Traceback (most recent call last):
  File "/Users/arun/Applications/miniconda3/envs/dc/lib/python3.9/site-packages/torch/utils/data/dataloader.py", line 1132, in _try_get_data
    data = self._data_queue.get(timeout=timeout)
  File "/Users/arun/Applications/miniconda3/envs/dc/lib/python3.9/multiprocessing/queues.py", line 113, in get
    if not self._poll(timeout):
  File "/Users/arun/Applications/miniconda3/envs/dc/lib/python3.9/multiprocessing/connection.py", line 257, in poll
    return self._poll(timeout)
  File "/Users/arun/Applications/miniconda3/envs/dc/lib/python3.9/multiprocessing/connection.py", line 424, in _poll
    r = wait([self], timeout)
  File "/Users/arun/Applications/miniconda3/envs/dc/lib/python3.9/multiprocessing/connection.py", line 931, in wait
    ready = selector.select(timeout)
  File "/Users/arun/Applications/miniconda3/envs/dc/lib/python3.9/selectors.py", line 416, in select
    fd_event_list = self._selector.poll(timeout)
  File "/Users/arun/Applications/miniconda3/envs/dc/lib/python3.9/site-packages/torch/utils/data/_utils/signal_handling.py", line 66, in handler
    _error_if_any_worker_fails()
RuntimeError: DataLoader worker (pid 3260) exited unexpectedly with exit code 1. Details are lost due to multiprocessing. Rerunning with num_workers=0 may give better error trace.

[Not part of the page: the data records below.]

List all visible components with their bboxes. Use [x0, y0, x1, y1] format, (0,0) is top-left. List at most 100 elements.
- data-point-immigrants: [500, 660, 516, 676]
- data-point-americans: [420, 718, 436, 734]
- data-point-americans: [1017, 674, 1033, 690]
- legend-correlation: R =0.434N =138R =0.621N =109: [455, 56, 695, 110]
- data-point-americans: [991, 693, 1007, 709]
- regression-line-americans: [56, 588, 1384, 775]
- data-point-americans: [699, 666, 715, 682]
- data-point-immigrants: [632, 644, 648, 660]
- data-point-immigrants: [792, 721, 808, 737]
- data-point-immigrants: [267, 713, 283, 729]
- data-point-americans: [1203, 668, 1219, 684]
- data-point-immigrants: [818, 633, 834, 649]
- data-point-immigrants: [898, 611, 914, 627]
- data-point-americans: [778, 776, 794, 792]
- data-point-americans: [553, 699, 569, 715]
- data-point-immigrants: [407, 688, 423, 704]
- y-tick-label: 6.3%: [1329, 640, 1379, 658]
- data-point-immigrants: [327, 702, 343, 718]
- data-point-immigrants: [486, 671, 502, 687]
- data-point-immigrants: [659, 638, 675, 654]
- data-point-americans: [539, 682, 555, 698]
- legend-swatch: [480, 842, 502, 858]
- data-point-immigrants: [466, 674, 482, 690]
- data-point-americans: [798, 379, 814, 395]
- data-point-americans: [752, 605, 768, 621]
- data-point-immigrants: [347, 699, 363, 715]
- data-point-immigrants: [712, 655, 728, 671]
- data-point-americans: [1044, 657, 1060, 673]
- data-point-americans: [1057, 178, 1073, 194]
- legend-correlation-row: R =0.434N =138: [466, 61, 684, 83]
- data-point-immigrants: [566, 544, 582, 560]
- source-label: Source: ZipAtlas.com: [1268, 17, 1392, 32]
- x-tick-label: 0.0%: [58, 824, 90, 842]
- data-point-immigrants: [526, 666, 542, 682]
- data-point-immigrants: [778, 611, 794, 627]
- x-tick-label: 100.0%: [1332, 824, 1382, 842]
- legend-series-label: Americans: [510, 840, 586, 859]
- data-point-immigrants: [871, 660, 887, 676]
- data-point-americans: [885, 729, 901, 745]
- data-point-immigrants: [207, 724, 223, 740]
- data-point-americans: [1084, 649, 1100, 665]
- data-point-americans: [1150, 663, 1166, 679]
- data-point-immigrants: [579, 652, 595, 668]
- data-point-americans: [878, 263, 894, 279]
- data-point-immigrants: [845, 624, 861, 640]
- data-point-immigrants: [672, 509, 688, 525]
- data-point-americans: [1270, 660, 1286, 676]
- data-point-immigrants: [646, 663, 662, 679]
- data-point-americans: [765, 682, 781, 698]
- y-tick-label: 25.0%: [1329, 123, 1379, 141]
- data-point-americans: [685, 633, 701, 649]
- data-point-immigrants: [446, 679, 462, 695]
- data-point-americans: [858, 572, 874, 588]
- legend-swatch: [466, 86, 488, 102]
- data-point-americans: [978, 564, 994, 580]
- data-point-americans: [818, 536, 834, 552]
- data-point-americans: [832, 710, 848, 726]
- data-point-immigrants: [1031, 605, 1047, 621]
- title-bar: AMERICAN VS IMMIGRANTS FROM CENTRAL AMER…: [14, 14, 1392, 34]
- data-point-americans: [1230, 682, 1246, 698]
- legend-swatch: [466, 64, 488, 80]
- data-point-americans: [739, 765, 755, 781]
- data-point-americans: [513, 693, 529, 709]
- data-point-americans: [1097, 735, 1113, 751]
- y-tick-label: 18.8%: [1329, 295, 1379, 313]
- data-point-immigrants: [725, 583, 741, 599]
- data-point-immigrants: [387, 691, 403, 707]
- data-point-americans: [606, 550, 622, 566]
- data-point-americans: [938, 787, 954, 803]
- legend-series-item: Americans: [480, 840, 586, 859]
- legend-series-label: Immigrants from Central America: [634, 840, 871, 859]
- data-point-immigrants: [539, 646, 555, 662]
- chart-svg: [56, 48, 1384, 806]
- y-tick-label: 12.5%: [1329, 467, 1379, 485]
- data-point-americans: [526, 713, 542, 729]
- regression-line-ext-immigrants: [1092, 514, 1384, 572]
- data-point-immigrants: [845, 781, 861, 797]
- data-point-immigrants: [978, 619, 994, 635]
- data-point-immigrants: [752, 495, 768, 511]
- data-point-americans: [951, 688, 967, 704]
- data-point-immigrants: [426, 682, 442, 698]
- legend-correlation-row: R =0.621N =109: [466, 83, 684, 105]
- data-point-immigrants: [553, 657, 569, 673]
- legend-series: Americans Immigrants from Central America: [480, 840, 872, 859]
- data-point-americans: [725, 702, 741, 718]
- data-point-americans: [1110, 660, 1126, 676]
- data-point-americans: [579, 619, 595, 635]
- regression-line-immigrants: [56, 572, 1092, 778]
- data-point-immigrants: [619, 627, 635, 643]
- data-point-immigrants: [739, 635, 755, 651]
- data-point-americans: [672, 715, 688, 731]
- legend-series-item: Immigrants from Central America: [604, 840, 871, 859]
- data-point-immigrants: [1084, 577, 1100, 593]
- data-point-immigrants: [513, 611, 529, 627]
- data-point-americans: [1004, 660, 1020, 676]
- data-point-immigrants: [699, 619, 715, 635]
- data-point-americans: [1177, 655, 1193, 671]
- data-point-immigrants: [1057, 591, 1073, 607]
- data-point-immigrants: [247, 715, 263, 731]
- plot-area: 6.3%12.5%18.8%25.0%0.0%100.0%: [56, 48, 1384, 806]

The above exception was the direct cause of the following exception:

Traceback (most recent call last):
  File "/Users/arun/proj/dfs/chemberta3/distributed/td/datasets/two.py", line 28, in <module>
    for i, data in enumerate(dataloader):
  File "/Users/arun/Applications/miniconda3/envs/dc/lib/python3.9/site-packages/torch/utils/data/dataloader.py", line 633, in __next__
    data = self._next_data()
  File "/Users/arun/Applications/miniconda3/envs/dc/lib/python3.9/site-packages/torch/utils/data/dataloader.py", line 1328, in _next_data
    idx, data = self._get_data()
  File "/Users/arun/Applications/miniconda3/envs/dc/lib/python3.9/site-packages/torch/utils/data/dataloader.py", line 1294, in _get_data
    success, data = self._try_get_data()
  File "/Users/arun/Applications/miniconda3/envs/dc/lib/python3.9/site-packages/torch/utils/data/dataloader.py", line 1145, in _try_get_data
    raise RuntimeError('DataLoader worker (pid(s) {}) exited unexpectedly'.format(pids_str)) from e
RuntimeError: DataLoader worker (pid(s) 3260) exited unexpectedly

I am not sure what is going here - is there anything wrong with the above code snippet? It works when num_workers=0 and the issue happens when num_workers > 0.